What Makes A Landing Page Successful?
The humble landing page. Often neglected, this simple piece of content has the power to make or break a campaign. OK, that might be a bit hyperbolic; however, it is true that the inherent power of the landing page to entice readers to take action is often overlooked or mishandled. We’ve pulled together some best practices, tips, tricks, and generally good ideas to help you set up your own campaign landing pages for success.
It starts with a K.I.S.S.
Keep It Simple Silly (you may have heard a slightly different version) is sage advice for many arenas in life. For today’s topic, it encompasses general elements of a landing page that will help keep viewers from getting distracted and clicking away before they find your CTA and click where you want them to click.
- White space, and lots of it: Leaving plenty of real estate on your landing page free of words is a great way to draw attention to those words you do include. This gives more power and meaning to the verbiage, and helps your audience focus on your message.
- Don’t overload the remaining space with words: White space is one thing, but if you cram the remaining space full of solid blocks of text, it defeats the purpose. A few key points in the form of a bulleted list and maybe a brief summary paragraph is really all that’s needed. Landing page audiences already clicked through to get to this page, so they shouldn’t need much further convincing.
- No navigation: Landing pages serve one purpose—to get viewers to click the CTA. The less options they have to click elsewhere, the better. So leave off the regular site navigation options. Bonus: this will highlight the CTA even further as it will stand out as the only button on the page. Navigation should return on the Thank You page so they can continue browsing the rest of your site.
- Graphic elements that point to the action: Using sparse graphical elements can entice readers into the action you’re looking for by subtly pointing to the button you want them to click. We’re not talking about neon flashing arrows here, think along the lines of the arrow embedded in the FedEx logo.
- A CTA that stands out: Use a color wheel to find complementary colors, then make the CTA the opposite. Red on a light gray background, for example. The point is to make the CTA button jump off the page as the primary point of interest on the page. Then once you select a color, set up an A/B test with a different, equally jumpy color to see which resonates better with your audience.
Keep forms minimal
You’re already asking for people’s personal information in exchange for gated content, access to a webinar, or to sign up for an email list. Don’t push your luck by asking 101 questions. Name, email and maybe what industry they’re in is enough at this point. That gets them into your CRM and helps you categorize them so you can send relevant content their way.
Make certain every word counts
If you’ve followed the advice given above and kept plenty of white space and a minimal word count, you need to be sure each and every word you do use serves a purpose. Why is the reader on the landing page in the first place? Why should they care about the information your offer includes? How will this information help them solve a problem?

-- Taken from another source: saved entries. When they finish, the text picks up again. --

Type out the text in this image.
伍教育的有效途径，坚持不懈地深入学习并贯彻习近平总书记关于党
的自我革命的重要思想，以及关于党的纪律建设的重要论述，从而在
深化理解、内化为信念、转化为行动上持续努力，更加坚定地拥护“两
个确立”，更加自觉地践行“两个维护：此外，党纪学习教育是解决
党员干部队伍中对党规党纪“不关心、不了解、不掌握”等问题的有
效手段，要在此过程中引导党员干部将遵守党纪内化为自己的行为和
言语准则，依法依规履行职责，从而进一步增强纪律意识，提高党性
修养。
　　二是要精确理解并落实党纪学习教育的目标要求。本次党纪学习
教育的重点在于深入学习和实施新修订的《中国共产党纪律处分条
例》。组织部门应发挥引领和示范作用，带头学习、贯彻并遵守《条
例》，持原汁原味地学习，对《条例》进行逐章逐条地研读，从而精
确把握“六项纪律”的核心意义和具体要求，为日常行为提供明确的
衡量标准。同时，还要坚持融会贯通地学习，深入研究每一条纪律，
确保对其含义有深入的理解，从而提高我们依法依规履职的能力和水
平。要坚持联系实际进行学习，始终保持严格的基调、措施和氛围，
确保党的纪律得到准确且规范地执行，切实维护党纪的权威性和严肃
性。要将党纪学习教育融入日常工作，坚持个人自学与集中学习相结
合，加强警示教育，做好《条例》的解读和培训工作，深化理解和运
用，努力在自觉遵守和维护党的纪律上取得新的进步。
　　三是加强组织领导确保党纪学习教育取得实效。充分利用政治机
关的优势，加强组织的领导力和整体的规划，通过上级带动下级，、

By addressing only these few questions, you can keep the viewers interest and keep them on the page long enough to find and click through on the CTA. Much more than this, and you risk losing their attention and their clicks.
Include multiple CTAs
While we’re talking about clicks, it’s a great idea to include several, matching CTA buttons. This highlights the importance of this page element and encourages people to click. Put one front and center at the top of the page so people who already know they want in can do so without hunting down a button. Then put one roughly every page worth of content so no matter how far they make it down the page, there’s always a visible CTA button available to click.
Bonus points: if your page has a sidebar, you can use that real estate to house one more button. This is especially helpful if the sidebar does not scroll along with the rest of the page as the button will stay visible throughout the readers time on the page. This placement has the added bonus of keeping the brightly colored button out of the word flow, making it easier for people to read through more of your text.
Sprinkle in some social proof
People trust other people more than they trust companies. That means landing pages, where you’re effectively asking people to trust your company with their contact information, is a great place to slip in some social proof. This can take the form of customer testimonials, industry badges or awards, or maybe a feed from your Twitter timeline that displays mentions from followers.
Put these elements below the fold, since it’s only likely to be skeptics who scroll past the initial offer and verbiage. This gives them something to reassure them as to your credibility and can help quell any remaining misgivings they may have.
Be intentional with your choices
Everything discussed above boils down to this—be intentional. From using action verbs to encourage readers to click that button, to keeping that information request form as simple as possible, every element on your landing page should indicate to viewers that time and energy was put into the page. This lets them know, even if subconsciously, that you and your company respect their time and energy too, and that you won’t waste it by spamming them or giving them content that isn’t worth the effort.
The goal of a landing page is to convert casual viewers of your website to active customers or subscribers. The content should be clear and concise, the CTA button should be the center of attention, and the request form should be simple and minimally invasive. Keep your landing pages up to these standards and you’ll see an immediate uptick in conversions and a slew of happy new customers who are trusting you to provide more great content in the future.